Therapies targeting cancer stem cells: Current trends and future challenges.

作者信息

Dragu Denisa L, Necula Laura G, Bleotu Coralia, Diaconu Carmen C, Chivu-Economescu Mihaela

机构信息

Denisa L Dragu, Laura G Necula, Coralia Bleotu, Carmen C Diaconu, Mihaela Chivu-Economescu, Cellular and Molecular Department, Stefan S. Nicolau Institute of Virology, 030304 Bucharest, Romania.

出版信息

World J Stem Cells. 2015 Oct 26;7(9):1185-201. doi: 10.4252/wjsc.v7.i9.1185.

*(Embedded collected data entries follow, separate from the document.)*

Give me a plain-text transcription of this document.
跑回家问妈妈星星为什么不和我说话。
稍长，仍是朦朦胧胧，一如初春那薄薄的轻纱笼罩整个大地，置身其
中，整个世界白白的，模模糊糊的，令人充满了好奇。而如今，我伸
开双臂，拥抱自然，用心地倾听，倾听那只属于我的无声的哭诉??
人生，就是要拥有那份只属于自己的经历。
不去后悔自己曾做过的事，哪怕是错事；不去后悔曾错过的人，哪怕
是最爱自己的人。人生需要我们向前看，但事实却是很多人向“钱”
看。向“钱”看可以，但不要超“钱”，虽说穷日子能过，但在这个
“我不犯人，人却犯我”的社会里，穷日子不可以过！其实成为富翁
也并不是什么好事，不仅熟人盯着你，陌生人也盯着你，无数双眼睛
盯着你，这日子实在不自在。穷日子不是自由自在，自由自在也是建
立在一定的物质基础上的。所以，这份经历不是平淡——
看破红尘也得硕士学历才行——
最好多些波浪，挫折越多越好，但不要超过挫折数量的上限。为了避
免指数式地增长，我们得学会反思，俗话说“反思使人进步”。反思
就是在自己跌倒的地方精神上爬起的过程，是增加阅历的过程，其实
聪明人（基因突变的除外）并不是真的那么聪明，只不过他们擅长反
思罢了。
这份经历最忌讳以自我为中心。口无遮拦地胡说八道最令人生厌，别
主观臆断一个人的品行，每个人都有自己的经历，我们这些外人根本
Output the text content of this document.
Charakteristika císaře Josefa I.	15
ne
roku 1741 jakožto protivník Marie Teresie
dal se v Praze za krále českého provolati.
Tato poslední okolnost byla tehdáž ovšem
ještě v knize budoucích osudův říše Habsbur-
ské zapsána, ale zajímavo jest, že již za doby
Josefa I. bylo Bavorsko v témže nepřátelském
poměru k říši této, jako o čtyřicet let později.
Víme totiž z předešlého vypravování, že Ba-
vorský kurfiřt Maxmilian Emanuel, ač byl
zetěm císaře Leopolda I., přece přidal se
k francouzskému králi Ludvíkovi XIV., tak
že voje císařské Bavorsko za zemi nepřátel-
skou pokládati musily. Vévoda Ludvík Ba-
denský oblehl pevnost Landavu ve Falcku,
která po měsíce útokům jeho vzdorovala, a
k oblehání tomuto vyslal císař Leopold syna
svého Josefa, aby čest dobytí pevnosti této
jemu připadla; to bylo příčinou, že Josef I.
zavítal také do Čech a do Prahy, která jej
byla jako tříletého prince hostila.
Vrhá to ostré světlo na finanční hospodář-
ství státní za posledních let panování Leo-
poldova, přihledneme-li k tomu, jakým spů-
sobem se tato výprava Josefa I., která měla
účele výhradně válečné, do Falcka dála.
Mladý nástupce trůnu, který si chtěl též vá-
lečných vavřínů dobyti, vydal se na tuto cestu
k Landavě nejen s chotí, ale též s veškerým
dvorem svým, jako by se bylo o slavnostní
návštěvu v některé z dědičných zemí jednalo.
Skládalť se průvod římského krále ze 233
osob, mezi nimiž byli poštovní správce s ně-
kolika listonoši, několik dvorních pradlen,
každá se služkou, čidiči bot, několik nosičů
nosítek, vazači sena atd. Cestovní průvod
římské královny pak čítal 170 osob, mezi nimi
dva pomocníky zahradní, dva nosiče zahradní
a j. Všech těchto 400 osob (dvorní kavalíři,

DOI:10.4252/wjsc.v7.i9.1185
PMID:26516409
原文链接:https://pmc.ncbi.nlm.nih.gov/articles/PMC4620424/
Abstract

Traditional therapies against cancer, chemo- and radiotherapy, have multiple limitations that lead to treatment failure and cancer recurrence. These limitations are related to systemic and local toxicity, while treatment failure and cancer relapse are due to drug resistance and self-renewal, properties of a small population of tumor cells called cancer stem cells (CSCs). These cells are involved in cancer initiation, maintenance, metastasis and recurrence. Therefore, in order to develop efficient treatments that can induce a long-lasting clinical response preventing tumor relapse it is important to develop drugs that can specifically target and eliminate CSCs. Recent identification of surface markers and understanding of molecular feature associated with CSC phenotype helped with the design of effective treatments. In this review we discuss targeting surface biomarkers, signaling pathways that regulate CSCs self-renewal and differentiation, drug-efflux pumps involved in apoptosis resistance, microenvironmental signals that sustain CSCs growth, manipulation of miRNA expression, and induction of CSCs apoptosis and differentiation, with specific aim to hamper CSCs regeneration and cancer relapse. Some of these agents are under evaluation in preclinical and clinical studies, most of them for using in combination with traditional therapies. The combined therapy using conventional anticancer drugs with CSCs-targeting agents, may offer a promising strategy for management and eradication of different types of cancers.

摘要

传统的抗癌疗法,即化疗和放疗,存在多种局限性,这些局限性会导致治疗失败和癌症复发。这些局限性与全身和局部毒性有关,而治疗失败和癌症复发则归因于耐药性和自我更新,这是一小部分被称为癌症干细胞(CSCs)的肿瘤细胞所具有的特性。这些细胞参与癌症的起始、维持、转移和复发。因此,为了开发能够诱导长期临床反应以防止肿瘤复发的有效治疗方法,开发能够特异性靶向并消除癌症干细胞的药物非常重要。最近对表面标志物的鉴定以及对与癌症干细胞表型相关分子特征的了解有助于设计有效的治疗方法。在这篇综述中,我们讨论了靶向表面生物标志物、调节癌症干细胞自我更新和分化的信号通路、参与抗凋亡的药物外排泵、维持癌症干细胞生长的微环境信号、对微小RNA表达的调控以及诱导癌症干细胞凋亡和分化,特别旨在阻碍癌症干细胞的再生和癌症复发。其中一些药物正在临床前和临床研究中进行评估,大多数是用于与传统疗法联合使用。使用传统抗癌药物与靶向癌症干细胞的药物联合治疗,可能为管理和根除不同类型的癌症提供一种有前景的策略。